Curated Library
The Reading List
Books that have shaped my thinking, informed my practice, and kept me company on the path. Annotated with the notes of someone who reads with a pencil.
5 Books
Resilience & Transformation
Man's Search for Meaning
Viktor E. Frankl
The foundational text. Frankl's insight that we cannot avoid suffering, but we can choose how to cope with it and find meaning in it — this is the bedrock of everything I teach.
Option B: Facing Adversity, Building Resilience, and Finding Joy
Sheryl Sandberg & Adam Grant
Sandberg's honest account of grief after her husband's sudden death, combined with Grant's research on resilience. Practical, humane, and unsentimental.
The Body Keeps the Score
Bessel van der Kolk
The landmark work on how trauma lives in the body. Essential reading for understanding why resilience is not just a mental exercise — it is embodied.
When Things Fall Apart
Pema Chödrön
Chödrön writes about groundlessness — the experience of having the rug pulled out — with a tenderness and precision that makes you feel less alone in the chrysalis.
Tiny Beautiful Things
Cheryl Strayed
Strayed's advice column, collected. The kind of honest, beautiful, unflinching compassion I aspire to in every coaching conversation.
5 Books
Pilgrimage & The Walk
The Pilgrimage
Paulo Coelho
Before The Alchemist, Coelho walked the Camino and wrote about it. Mystical, searching, and a beautiful entry point to understanding pilgrimage as spiritual practice.
Wild: From Lost to Found on the Pacific Crest Trail
Cheryl Strayed
Not the Camino, but the same truth: sometimes you have to walk your grief until it transforms. Strayed's raw honesty about walking through loss is required reading.
A Philosopher Looks at the Religious Life
Zena Hitz
A meditation on the contemplative life and why stepping away from the noise — whether into a monastery or onto a trail — is not escape but encounter.

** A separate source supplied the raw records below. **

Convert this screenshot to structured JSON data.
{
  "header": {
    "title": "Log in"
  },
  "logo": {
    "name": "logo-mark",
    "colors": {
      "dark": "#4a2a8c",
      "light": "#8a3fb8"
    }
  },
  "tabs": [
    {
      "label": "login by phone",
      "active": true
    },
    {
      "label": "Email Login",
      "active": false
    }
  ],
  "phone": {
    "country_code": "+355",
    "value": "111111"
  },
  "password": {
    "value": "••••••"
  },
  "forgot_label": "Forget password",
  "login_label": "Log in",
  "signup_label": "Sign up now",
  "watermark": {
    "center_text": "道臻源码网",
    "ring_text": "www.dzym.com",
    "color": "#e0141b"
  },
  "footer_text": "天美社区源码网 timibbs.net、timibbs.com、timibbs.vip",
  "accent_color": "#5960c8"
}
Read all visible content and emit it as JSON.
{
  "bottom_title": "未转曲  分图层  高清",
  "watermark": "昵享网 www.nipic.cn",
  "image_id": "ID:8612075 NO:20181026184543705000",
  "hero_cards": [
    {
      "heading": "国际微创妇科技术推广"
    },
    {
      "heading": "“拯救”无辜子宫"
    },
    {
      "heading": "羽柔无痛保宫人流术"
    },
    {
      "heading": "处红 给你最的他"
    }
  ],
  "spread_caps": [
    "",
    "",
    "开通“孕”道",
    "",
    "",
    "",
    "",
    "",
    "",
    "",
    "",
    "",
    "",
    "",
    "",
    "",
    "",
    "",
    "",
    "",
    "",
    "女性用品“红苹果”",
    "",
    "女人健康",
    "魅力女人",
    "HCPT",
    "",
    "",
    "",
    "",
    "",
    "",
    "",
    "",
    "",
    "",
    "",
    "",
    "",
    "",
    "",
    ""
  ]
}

Wanderlust: A History of Walking
Rebecca Solnit
Solnit traces the history and philosophy of walking, from pilgrimages to protests. Walking as resistance, as meditation, as the fundamental human act of placing one foot in front of another.
The Art of Pilgrimage
Phil Cousineau
A beautiful guide to the inner dimensions of pilgrimage. Cousineau understands that every journey outward is also a journey inward.
4 Books
Death, Dying & What Matters
Being Mortal
Atul Gawande
Gawande writes about aging and dying with the clarity of a surgeon and the compassion of a storyteller. This book changed the conversation about end-of-life care in America.
When Breath Becomes Air
Paul Kalanithi
A neurosurgeon facing his own terminal diagnosis. Kalanithi's writing is so luminous that you forget, for whole passages, that he is dying. And then you remember, and it breaks you open.
The Five Invitations
Frank Ostaseski
Ostaseski co-founded the first Buddhist hospice in America. His five invitations — distilled from decades at the bedside — are the wisest guidance I know for living fully.
Advice for Future Corpses
Sallie Tisdale
Tisdale, a longtime hospice nurse, writes about death with a directness and dark humor that I deeply admire. No sentimentality, just truth.
4 Books
Women, Lives & The Full Range
Untamed
Glennon Doyle
Doyle's manifesto on trusting the voice inside you. The cheetah metaphor — stop performing, start living — resonates with every woman I coach who is ready to stop being "fine."
Women Who Run With the Wolves
Clarissa Pinkola Estés
The masterwork on the wild feminine psyche, told through myths and fairy tales. Estés is the grandmother I return to again and again.
Becoming
Michelle Obama
A memoir about transformation in public — the constant becoming that never stops. Obama's honesty about doubt, identity, and purpose is quietly radical.
The Second Sex
Simone de Beauvoir
The text that started the conversation. De Beauvoir's analysis of how women are made, not born, remains as relevant and provocative as ever.
3 Books
Gardens, Beauty & The Cultivated Life
Braiding Sweetgrass
Robin Wall Kimmerer
Kimmerer weaves indigenous wisdom and botanical science into a love letter to the living world. This book will change the way you see every garden, every forest, every plant on your windowsill.
The Garden as an Art
Mara Miller
A philosophical examination of gardens as works of art — spaces that are simultaneously cultivated and wild, designed and alive. The perfect metaphor for the life I help people build.
Onward and Upward in the Garden
Katharine S. White
White's New Yorker garden columns are elegant, opinionated, and deeply knowledgeable. She writes about seed catalogs the way I aspire to write about resilience — with precision, beauty, and passionate specificity.
“A library is not a luxury but one of the necessities of life.”